Invest in the millennium. Plant sequoias.
Say that your main crop is the forest
that you did not plant,
that you will not live to harvest.
Say that the leaves are harvested
when they have rotted into the mold.
Call that profit. Prophesy such returns.
Put your faith in the two inches of humus
that will build under the trees
every thousand years.
– Wendell Berry,
from Manifesto: The Mad Farmer Liberation Front
published in The Country of Marriage
Trees are the earth’s endless efforts to speak to the listening heaven.
– Rabindranath Tagore, Fireflies
The greatest gift of a garden is the restoration of the five senses.
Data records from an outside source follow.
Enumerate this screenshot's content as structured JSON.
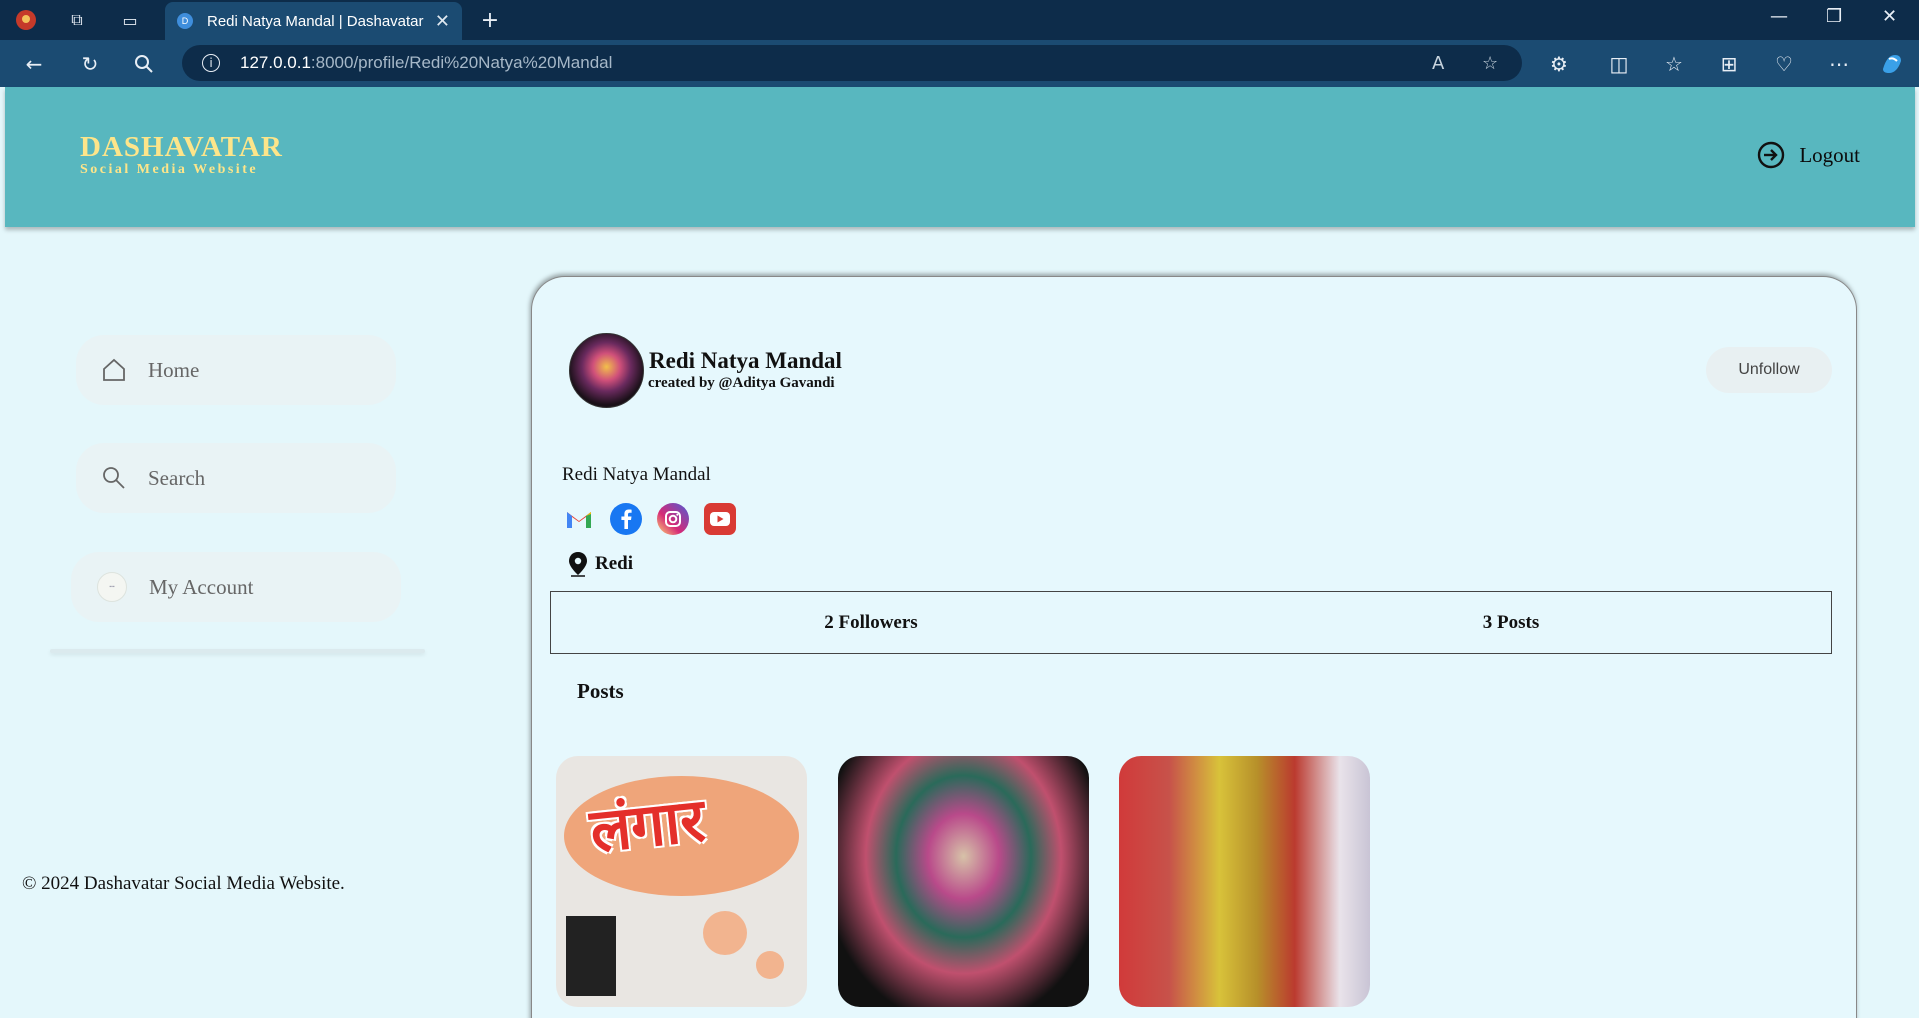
{
  "browser": {
    "tab_title": "Redi Natya Mandal | Dashavatar",
    "tab_favicon": "D",
    "url_host": "127.0.0.1",
    "url_path": ":8000/profile/Redi%20Natya%20Mandal"
  },
  "header": {
    "brand_name": "DASHAVATAR",
    "brand_sub": "Social Media Website",
    "logout_label": "Logout"
  },
  "sidebar": {
    "items": [
      {
        "label": "Home",
        "icon": "home-icon"
      },
      {
        "label": "Search",
        "icon": "search-icon"
      },
      {
        "label": "My Account",
        "icon": "account-avatar"
      }
    ]
  },
  "footer": {
    "text": "© 2024 Dashavatar Social Media Website."
  },
  "profile": {
    "name": "Redi Natya Mandal",
    "created_by": "created by @Aditya Gavandi",
    "unfollow_label": "Unfollow",
    "bio": "Redi Natya Mandal",
    "location": "Redi",
    "socials": [
      "gmail-icon",
      "facebook-icon",
      "instagram-icon",
      "youtube-icon"
    ],
    "followers": "2 Followers",
    "posts_count": "3 Posts",
    "posts_heading": "Posts",
    "post1_text": "लंगार"
  },
  "colors": {
    "header_bg": "#58b7bf",
    "brand": "#fde58a",
    "page_bg": "#e4f7fb"
  }
}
– Hanna Rion, Let’s Make a Flower Garden
Visitors were enchanted by crooked, gnarled trees I would previously have dismissed because of their low commercial value. Walking with my visitors, I learned to pay attention to more than just the quality of the trees’ trunks.
– Peter Wohlleben, from the introduction
to
The Hidden Life of Trees
Restoration ecology is experimental science…. In its attempts to reverse the processes of ecosystem degradation it runs exactly counter…to the whole cultural attitude of regarding the Earth as commodity rather than community.
– Stephanie Mills
…most individual trees of the same species growing in the same stand are connected to each other through their root systems. It appears that nutrient exchange and helping neighbors in times of need is the rule, and this leads to the conclusion that forests are superorganisms with interconnections much like ant colonies.
– Peter Wohlleben,
The Hidden Life of Trees
I frequently tramped eight or ten miles through the deepest snow to keep an appointment with a beech-tree, or a yellow birch, or an old acquaintance among the pines.
– Henry David Thoreau
Around me the trees stir in their leaves
and call out, “Stay awhile.”
– Mary Oliver, from When I Am Among the Trees from Thirst
In every walk with Nature one receives far more than he seeks. – John Muir
What did the tree learn from the earth
to be able to talk with the sky?
– Pablo Neruda
The tree which moves some to tears of joy is in the eyes of others only a green thing that stands in the way. Some see Nature all ridicule and deformity, and some scarce see Nature at all. But to the eyes of the man of imagination, Nature is Imagination itself.